Once they arrived in France the crews were ordered to repaint their tanks in a simpler scheme that used solid blocks of colour separated by black lines.

This was only applied to the sides, front and cab, suggesting Solomon’s scheme may have also only been used on these areas. This was how the first tanks to see action, on the 15th September 1916, were painted.

These weren’t the only camouflage patterns applied to tanks. In the spring of 1917 the artist Ernest Tudor-Hart devised a scheme that used the ‘dazzle’ principle.

This used a range of colours and shapes that wouldn’t necessarily hide the tank but rather confuse the Germans as to its direction and speed.

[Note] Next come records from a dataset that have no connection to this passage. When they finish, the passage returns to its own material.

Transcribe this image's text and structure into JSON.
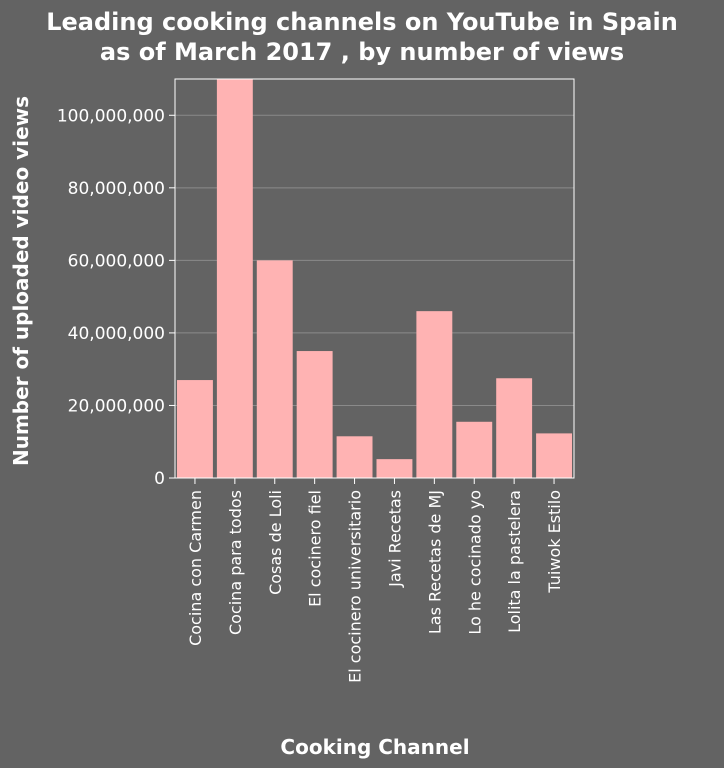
{
  "chart_data": {
    "type": "bar",
    "title_lines": [
      "Leading cooking channels on YouTube in Spain",
      "as of March 2017 , by number of views"
    ],
    "xlabel": "Cooking Channel",
    "ylabel": "Number of uploaded video views",
    "categories": [
      "Cocina con Carmen",
      "Cocina para todos",
      "Cosas de Loli",
      "El cocinero fiel",
      "El cocinero universitario",
      "Javi Recetas",
      "Las Recetas de MJ",
      "Lo he cocinado yo",
      "Lolita la pastelera",
      "Tuiwok Estilo"
    ],
    "values": [
      27000000,
      110000000,
      60000000,
      35000000,
      11500000,
      5200000,
      46000000,
      15500000,
      27500000,
      12300000
    ],
    "ylim": [
      0,
      110000000
    ],
    "yticks": [
      0,
      20000000,
      40000000,
      60000000,
      80000000,
      100000000
    ],
    "ytick_labels": [
      "0",
      "20,000,000",
      "40,000,000",
      "60,000,000",
      "80,000,000",
      "100,000,000"
    ],
    "grid": true,
    "colors": {
      "bar": "#ffb3b3",
      "background": "#636363",
      "grid": "#8a8a8a",
      "axis": "#ffffff"
    }
  }
}
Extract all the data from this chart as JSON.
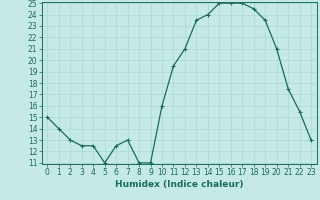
{
  "xlabel": "Humidex (Indice chaleur)",
  "ylabel": "",
  "x": [
    0,
    1,
    2,
    3,
    4,
    5,
    6,
    7,
    8,
    9,
    10,
    11,
    12,
    13,
    14,
    15,
    16,
    17,
    18,
    19,
    20,
    21,
    22,
    23
  ],
  "y": [
    15,
    14,
    13,
    12.5,
    12.5,
    11,
    12.5,
    13,
    11,
    11,
    16,
    19.5,
    21,
    23.5,
    24,
    25,
    25,
    25,
    24.5,
    23.5,
    21,
    17.5,
    15.5,
    13
  ],
  "ylim": [
    11,
    25
  ],
  "xlim": [
    -0.5,
    23.5
  ],
  "yticks": [
    11,
    12,
    13,
    14,
    15,
    16,
    17,
    18,
    19,
    20,
    21,
    22,
    23,
    24,
    25
  ],
  "xticks": [
    0,
    1,
    2,
    3,
    4,
    5,
    6,
    7,
    8,
    9,
    10,
    11,
    12,
    13,
    14,
    15,
    16,
    17,
    18,
    19,
    20,
    21,
    22,
    23
  ],
  "line_color": "#1a6b5a",
  "marker": "+",
  "bg_color": "#c5eae6",
  "grid_color": "#aad8d3",
  "tick_color": "#1a6b5a",
  "label_color": "#1a6b5a",
  "fontsize_tick": 5.5,
  "fontsize_label": 6.5
}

Hopefully this would make it harder to hit. His system also used netting to cover the roof and tracks, which, it was hoped, would make the tank harder to spot from the air.

Tudor-Hart’s ‘dazzle’ pattern included nets over the tracks of a Mark IV tank.
Tudor-Hart’s ‘dazzle’ pattern included nets over the tracks.

Covered in Mud

It was very quickly realised that, regardless of pattern, tank camouflage was virtually pointless on the muddy battlefields of the Western Front. The tanks moved very slowly, little more than walking pace, so they didn’t kick up mud in the way a modern mountain bike or 4×4 would.

A side view of a Mark IV tank with brown camouflage. A wooden beam can be seen on the top of the tank, with the number 9199 on the side in white.
The ‘neutral brown’ colour scheme used on most British tanks.

However because the tracks ran over the top of the vehicle any mud they picked up would run down over the sides, completely obscuring any camouflage pattern.

Surrendering to the inevitable, towards the end of 1916 it was ordered that the tanks should be painted in a ‘neutral brown colour’ all over. Although a few camouflaged sponsons were seen as late as Arras in April 1917, by the time the Mark IV was introduced in June the days of elaborate paint schemes on the battlefield were over.

The Beutepanzers

This wasn’t quite the end of the story of camouflaged British tanks.  In late 1917 and 1918 the Germans captured over 170 Mark IV tanks, and repaired and refitted several dozen of them for service against their former owners.

As part of this work the tanks were repainted in a three-colour scheme of clay yellow, green and red-brown.

A side shot of a Mark IV tank with German insignia on the front and rear sides.
The three-colour scheme used on captured Mark IVs.

There were at least two versions of this scheme, called Buntfarben-Anstrich. The first intermingled the colours in a fairly complex pattern, however this was later replaced by simpler blocks of colour.